Outre la voie militaire, la Russie soutient aussi régime syrien au Conseil de sécurité de l’ONU, où le pays dispose d’un droit de veto. Dès octobre 2011, la Russie empêche l’adoption d’une résolution appelant la Syrie à mettre « un terme à toutes les attaques et violations des droits de l’homme » et proposant une « transition politique ». Au total, la Russie use de son droit de veto à 11 reprises dans le dossier syrien, le dernier remontant au 17 novembre. Il s’agissait alors de renouveler le mandat d’une commission d’enquête sur l’utilisation d’armes chimiques en Syrie, qui établit dans son dernier rapport que le gouvernement syrien est responsable d’une attaque chimique commise en avril.

Quel rôle la Russie a-t-elle déjà joué dans le processus de paix en Syrie ?

Participant aux négociations de paix lancées par l’ONU en 2012 à Genève, en Suisse, le pays a lancé en 2015 à Astana, au Kazakhstan, un sommet avec la Turquie et l’Iran, portant initialement sur les questions militaires et techniques de sortie du conflit.
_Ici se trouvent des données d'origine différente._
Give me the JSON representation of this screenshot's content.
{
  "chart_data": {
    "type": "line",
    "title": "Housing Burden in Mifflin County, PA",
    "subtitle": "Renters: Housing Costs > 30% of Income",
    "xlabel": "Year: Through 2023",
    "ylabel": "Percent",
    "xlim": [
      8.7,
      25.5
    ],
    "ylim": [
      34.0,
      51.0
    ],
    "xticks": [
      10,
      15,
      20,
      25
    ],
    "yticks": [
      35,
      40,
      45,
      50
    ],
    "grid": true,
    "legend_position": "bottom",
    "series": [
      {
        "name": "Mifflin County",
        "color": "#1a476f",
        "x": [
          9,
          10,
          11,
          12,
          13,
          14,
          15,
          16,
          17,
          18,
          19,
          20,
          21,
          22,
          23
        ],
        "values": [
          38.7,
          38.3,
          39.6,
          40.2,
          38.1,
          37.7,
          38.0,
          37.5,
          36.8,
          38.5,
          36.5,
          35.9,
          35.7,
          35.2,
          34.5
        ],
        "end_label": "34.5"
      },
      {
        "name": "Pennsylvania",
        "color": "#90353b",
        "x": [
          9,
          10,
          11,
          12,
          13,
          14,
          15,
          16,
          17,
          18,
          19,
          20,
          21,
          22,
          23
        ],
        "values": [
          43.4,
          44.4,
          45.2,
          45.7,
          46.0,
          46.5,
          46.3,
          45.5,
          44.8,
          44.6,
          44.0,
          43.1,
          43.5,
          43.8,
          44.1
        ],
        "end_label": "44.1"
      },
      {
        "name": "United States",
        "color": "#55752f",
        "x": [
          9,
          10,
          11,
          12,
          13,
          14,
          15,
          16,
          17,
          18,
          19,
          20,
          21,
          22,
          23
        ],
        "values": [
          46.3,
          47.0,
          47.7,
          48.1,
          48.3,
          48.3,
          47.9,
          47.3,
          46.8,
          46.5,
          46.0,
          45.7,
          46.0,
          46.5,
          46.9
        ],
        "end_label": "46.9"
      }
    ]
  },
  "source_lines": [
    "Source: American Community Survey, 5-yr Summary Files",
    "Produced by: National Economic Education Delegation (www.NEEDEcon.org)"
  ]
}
Si les États-Unis et l’Union européenne, dans un premier temps, ainsi que l’opposition syrienne ont fait du départ de Bachar el-Assad une condition à un accord de paix, la Russie a toujours privilégié un maintien du dirigeant syrien. « Profitant de l’absence d’avancées à Genève, les Russes ont marginalisé ce processus pour devenir moteur de la transition politique, ce qui leur permettrait de légitimer leur intervention militaire au niveau international », décrit Ziad Majed. Vladimir Poutine et les présidents turc et iranien se sont mis d’accord mercredi à Sotchi pour réunir prochainement l’opposition et le régime syrien.